Each year, we hear more talk about how climate change is affecting the intensity and frequency of storms, and I think this could use some explaining.

Because on the surface, this is a hard one to grasp. The Earth had hurricanes and the U.S. was struck by major storms long before human actions had an effect on the plane’s climate. But you have to look at this through the lens of small changes having big effects in the long term. Scientists are in accord that the earth’s temperature has gone up 1.8 degrees since the Industrial Revolution.

So, what’s the big deal, right. If tomorrow is 1.8 degrees warmer than today, how does that change anything?

It’s small changes over time. Higher temps essentially cook the water at the equator, which is the fuel for hurricanes. They cause more precipitation and can help a storm’s wind speeds. What we’ve seen in recent years is storms that intensify at crazy rates.

So no one is saying that climate change is the specific cause of hurricanes. However, if you have a hurricane over warmer than average water, maybe the winds blow a little harder, maybe the storm surge is greater and maybe it drops more rain than it would have with average water temps. All of those factors contribute to more overall damage from storms. And if you had a tropical storm with winds of 70 mph, it could easily jump up to a hurricane because of climate change.

And yet, Americans choose mostly to ignore this. Thanks to junk science and mostly rural residents, we keep electing folks who deny that these changes are happening. Our president called it a hoax. His position seems to wave in the wind after some of these big storms hit, but he has been consistent that he’s not going to lead any change to our carbon emissions because that would be weak and hurt jobs. It’s funny how trying to reduce risk is considered weak.

Ask the people of Bay County, Fla., how work is going this week.

ROCKING ROCKTOBER: It is that time of year when there aren’t too many events in the surf and water category. We’re pretty much just going to be in full pumpkin mode for the next two weeks.

Make note, however, “Kissed by God,” the new biopic about the life and death of Andy Irons, will play at South End Surf N’ Paddle on Nov. 24, Small Business Saturday.

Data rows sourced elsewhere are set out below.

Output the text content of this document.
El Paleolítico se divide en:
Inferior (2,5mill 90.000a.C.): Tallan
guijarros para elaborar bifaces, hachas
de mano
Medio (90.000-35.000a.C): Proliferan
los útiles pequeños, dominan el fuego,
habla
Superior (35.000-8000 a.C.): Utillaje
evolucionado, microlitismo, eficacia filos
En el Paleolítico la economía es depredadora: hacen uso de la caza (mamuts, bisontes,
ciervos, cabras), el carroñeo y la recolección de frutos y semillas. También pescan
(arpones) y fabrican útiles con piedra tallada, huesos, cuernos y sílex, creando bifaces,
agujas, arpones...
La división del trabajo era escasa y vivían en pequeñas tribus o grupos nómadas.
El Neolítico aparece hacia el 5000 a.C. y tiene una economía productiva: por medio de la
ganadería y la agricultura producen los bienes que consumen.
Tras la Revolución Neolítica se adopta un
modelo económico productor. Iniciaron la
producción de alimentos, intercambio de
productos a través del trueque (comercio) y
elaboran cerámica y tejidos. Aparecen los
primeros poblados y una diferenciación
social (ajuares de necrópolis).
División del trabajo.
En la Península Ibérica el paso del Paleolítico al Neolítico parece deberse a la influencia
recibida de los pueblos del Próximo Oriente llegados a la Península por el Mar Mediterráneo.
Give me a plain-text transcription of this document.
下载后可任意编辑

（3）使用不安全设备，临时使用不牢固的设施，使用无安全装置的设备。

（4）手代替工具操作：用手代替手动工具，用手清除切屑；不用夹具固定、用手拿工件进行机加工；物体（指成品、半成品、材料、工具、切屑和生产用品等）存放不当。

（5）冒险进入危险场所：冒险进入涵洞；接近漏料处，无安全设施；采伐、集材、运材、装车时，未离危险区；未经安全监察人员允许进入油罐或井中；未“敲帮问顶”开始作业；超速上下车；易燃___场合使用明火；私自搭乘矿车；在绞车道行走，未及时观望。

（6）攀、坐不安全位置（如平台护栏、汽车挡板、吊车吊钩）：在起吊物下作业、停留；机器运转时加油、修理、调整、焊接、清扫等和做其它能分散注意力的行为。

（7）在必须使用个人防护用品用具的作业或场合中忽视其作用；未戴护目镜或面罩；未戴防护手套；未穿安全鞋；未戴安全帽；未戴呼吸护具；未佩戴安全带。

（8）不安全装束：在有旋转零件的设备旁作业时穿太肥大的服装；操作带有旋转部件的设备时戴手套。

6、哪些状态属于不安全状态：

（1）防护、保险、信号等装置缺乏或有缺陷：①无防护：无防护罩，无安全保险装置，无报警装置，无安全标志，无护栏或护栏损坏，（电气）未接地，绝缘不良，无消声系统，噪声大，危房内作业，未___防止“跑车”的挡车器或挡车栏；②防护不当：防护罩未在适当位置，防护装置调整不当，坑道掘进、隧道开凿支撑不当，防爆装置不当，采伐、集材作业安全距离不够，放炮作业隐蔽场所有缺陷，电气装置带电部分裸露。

Last week Jetty toyed with the idea of holding the Clam Jam in Friday’s epic swell. In the end it was decided that it’s too soon in the season to jump to a weekday. The surf certainly would have been epic, but it would have bummed a lot of folks out to miss the contest. So, once again, we are looking for the next swell. Wives, girlfriends and kids will have to just stay on call. You know you love it. Saturday could have a bump, but as of now, it doesn’t look to promising. The way fall has hit so hard, it’s looking to be more of a hot clam chowder kind of Clam Jam this year than cold clams on the half shell.